The comparison between the bullhorn and a gun asserts the weight of Starr’s voice in this moment. Standing on the same street where Khalil died, Starr is no longer afraid and finally fully embraces her power to demand justice. The focus on Khalil’s life, rather than death, further reflects the ethos of Black Lives Matter.
Police throw tear gas at the protestors. Starr volleys it back and even more chaos erupts as everyone scatters. Starr manages to find Seven, Chris, and DeVante through the stampede, but they are all being choked by thick white smoke. They spot a gray pickup truck barreling toward them and realize it is Goon. He stops and tells Starr and her friends to climb into the back of the truck. Also in the truck are other protestors, along with a man Starr recognizes as a national news anchor with a cameraman. Starr can’t stop coughing from the tear gas.

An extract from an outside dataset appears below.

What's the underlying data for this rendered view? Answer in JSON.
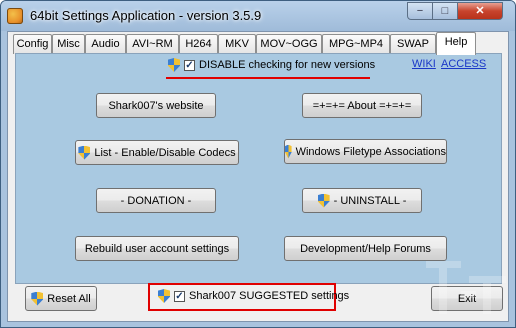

Starr throwing the tear gas will later become an important symbol of the protests. Thomas describes the debilitating effects of tear gas in detail, suggesting the cruelty of its use by police. The presence of a national news anchor in the truck reveals how Khalil’s story has caught the attention of the entire country.
Goon drives through the neighborhood, which is thick with smoke, flames, and tanks. Many businesses have been ransacked, except those with “black owned” spray-painted across the front. They arrive at Maverick’s store, and Starr gives Goon the keys. Goons directs everyone inside and starts grabbing jugs of milk from the fridge. Everyone pours it on their faces to ease the pain of the tear gas. Goon asks to grab a bottle for protestors still on the streets, and says Maverick is looking for them. He and the reporter then get back in the truck, leaving Starr, Seven, Chris, and DeVante alone in the store.
A gangbanger once again proves himself to be so much more than stereotypes would suggest, as Goon becomes the savior of many choking protestors. The fact that he knows about the milk cure suggests he has been subjected to tear gas before.
Starr checks her phone, and has a lot of worried and angry voicemails from Lisa, who says she saw her throwing tear gas on TV. Just as Starr and her friends are getting up to leave the store, someone throws a glass bottle with a flaming cloth through the door. The store goes up in flames.
The chapter ends on a note of suspense as the group is trapped in the store. It is not yet clear if the fire was started by rioters or was a targeted attack.